I just want to be sure I’m understanding this error correctly. I’m working on further training the ‘ORG’ label from a spacy model. The model had been trained once in spacy, renamed “ner_train_v3”, and I used ner_train_v3 in prodigy’s ner.teach recipe.
That all goes okay, but when I try using prodigy’s ner.batch-train recipe, I invariably get an error like the below:
Navigating to that line in the relevant dataset, I can see the sentence is has some issues, because the stream data I’m throwing in the dataset hasn’t been meticulously cleaned:
{“text”:“Romania posted the European Union**\u201a\u00c4\u00f4s** highest economic growth rate in the third quarter at 8.8 percent year-on-year, but it also had the largest rate of household deprivation, Eurostat data showed, with one in two Romanians struggling to keep their home warm or pay their bills on time."”,“spans”:[{“start”:176,“end”:184,“text”:“Eurostat”,“rank”:0,“label”:“ORG”,“score”:0.6449537913,“source”:“core_web_lg”,“input_hash”:762417285}],“meta”:{“score”:0.6449537913},"_input_hash":762417285,"_task_hash":-1449057813,“answer”:“accept”}
Does the inclusion of quotes ( \u201a, etc) throw it off, or is it the strange break at the end of the sentence?

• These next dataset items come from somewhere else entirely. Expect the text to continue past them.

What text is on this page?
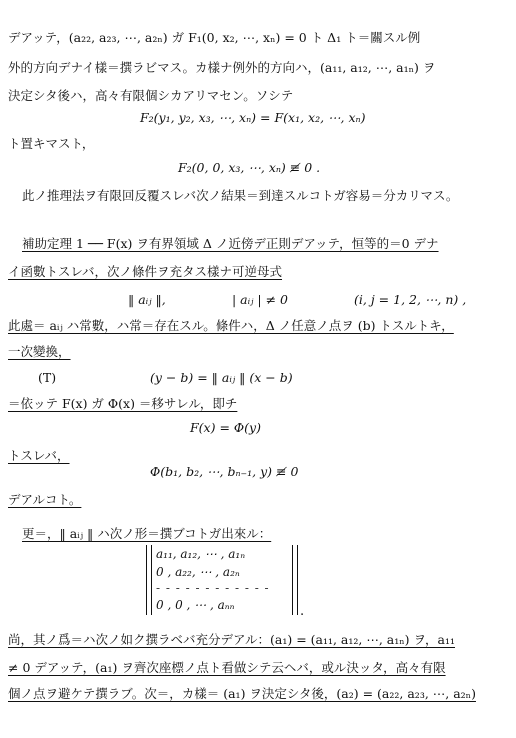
デアッテ，(a₂₂, a₂₃, ⋯, a₂ₙ) ガ F₁(0, x₂, ⋯, xₙ) = 0 ト Δ₁ ト＝關スル例
外的方向デナイ樣＝撰ラビマス。カ樣ナ例外的方向ハ，(a₁₁, a₁₂, ⋯, a₁ₙ) ヲ
決定シタ後ハ，高々有限個シカアリマセン。ソシテ
F₂(y₁, y₂, x₃, ⋯, xₙ) = F(x₁, x₂, ⋯, xₙ)
ト置キマスト，
F₂(0, 0, x₃, ⋯, xₙ) ≢ 0 .
此ノ推理法ヲ有限回反覆スレバ次ノ結果＝到達スルコトガ容易＝分カリマス。
補助定理 1 ── F(x) ヲ有界領域 Δ ノ近傍デ正則デアッテ，恒等的＝0 デナ
イ函數トスレバ，次ノ條件ヲ充タス樣ナ可逆母式
‖ aᵢⱼ ‖,	| aᵢⱼ | ≠ 0	(i, j = 1, 2, ⋯, n) ,
此處＝ aᵢⱼ ハ常數，ハ常＝存在スル。條件ハ，Δ ノ任意ノ点ヲ (b) トスルトキ，
一次變換，
(T)	(y − b) = ‖ aᵢⱼ ‖ (x − b)
＝依ッテ F(x) ガ Φ(x) ＝移サレル，即チ
F(x) = Φ(y)
トスレバ，
Φ(b₁, b₂, ⋯, bₙ₋₁, y) ≢ 0
デアルコト。
更＝，‖ aᵢⱼ ‖ ハ次ノ形＝撰ブコトガ出來ル：
a₁₁, a₁₂, ⋯ , a₁ₙ
0 , a₂₂, ⋯ , a₂ₙ
- - - - - - - - - - - -
0 , 0 , ⋯ , aₙₙ	.
尚，其ノ爲＝ハ次ノ如ク撰ラベバ充分デアル：(a₁) = (a₁₁, a₁₂, ⋯, a₁ₙ) ヲ，a₁₁
≠ 0 デアッテ，(a₁) ヲ齊次座標ノ点ト看做シテ云ヘバ，或ル決ッタ，高々有限
個ノ点ヲ避ケテ撰ラブ。次＝，カ樣＝ (a₁) ヲ決定シタ後，(a₂) = (a₂₂, a₂₃, ⋯, a₂ₙ)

Thanks for the report and finding the example it likely fails on! Errors like this are often difficult to debug, so having a concrete example is very valuable. “Weird” formatting and unicode characters should never cause a segfault – this is definitely a bug, either in Prodigy’s NER model or somewhere in spaCy.
(In the meantime, you could always try removing that example from your set and see if you can run ner.batch-train without any problems?)
Hi @mmars9, @ines , I’m experiencing a similar problem training the NER on anything but a very small set of examples. Training on anything over 1000 examples throws the following error. Is this a memory error? Has either of you come up with a temporary solution?
Example Error messages when running prodigy:
line 1: 41665 Segmentation fault: 11 python -m prodigy “$@”
Info about spaCy
Python version: 3.6.3
spaCy version: 2.0.5
Models: en, en_core_sm
Platform: MacOS
I note that I got the same error when trying to train using each of (a) the Prodigy ner.batch-train recipe and (b) the regular spacy train_ner.py script.
Unfortunately, I now also have to fight with this error. If I only have a few annotations (ner.teach), then I can work with ner.batch-train. But if I have processed about 1000 texts, then the error appears. But I don’t see any problem with the memory and CPU usage.
Segmentation fault: 11
python3.6 -m prodigy ner.batch-train db /Users/frederik/mdl/modell -l label1,label2 -e db -o modell2
I think I found my problem. I know about the character limitation on spaCy. In the database I found a few very long strings of text. I dropped them and training seems to work marvelous! (Except the fact that 1107 sentences took 14 GB of RAM and 5 GB of swap on Ubuntu 18.04)
Same error, prodigy: line 1: 9693 Segmentation fault: 11 python -m prodigy "$@"
This was during an annotation task, which was launched via prodigy ner.teach menu_brand_tagging en_core_web_sm menu_data_1018.jsonl --label BRAND --patterns brand_patterns.jsonl
Unfortunately it was accompanied by this in the annotation front-end as well!
I don’t think I lost too many, but a good reminder to hit save often.
What type of texts are in your menu_data_1018.jsonl? Are they long or short? Any particularly long texts, or texts with lots of whitespace?
The errors in the app are a direct response to the server dying, btw. As soon as the Prodigy app fails to connect to the server, it will show you the error, so you know that something is up. (Otherwise, you’d have to keep checking the terminal, which is pretty inconvenient.) Prodigy auto-saves the annotations in batches and also uses them to update the model in the loop (if you’re using an active learning recipe like ner.teach).
If you’re using the default batch size of 10, the maximum amount of annotations you could theoretically ever lose at a time is 19 (10 items in the history and 9 waiting to be sent out as soon as they become 10). If Prodigy is unable to save, the examples are still all in your browser btw – so you can always restart the server in the terminal and then hit save in the web app, and the “stranded” examples should be saved.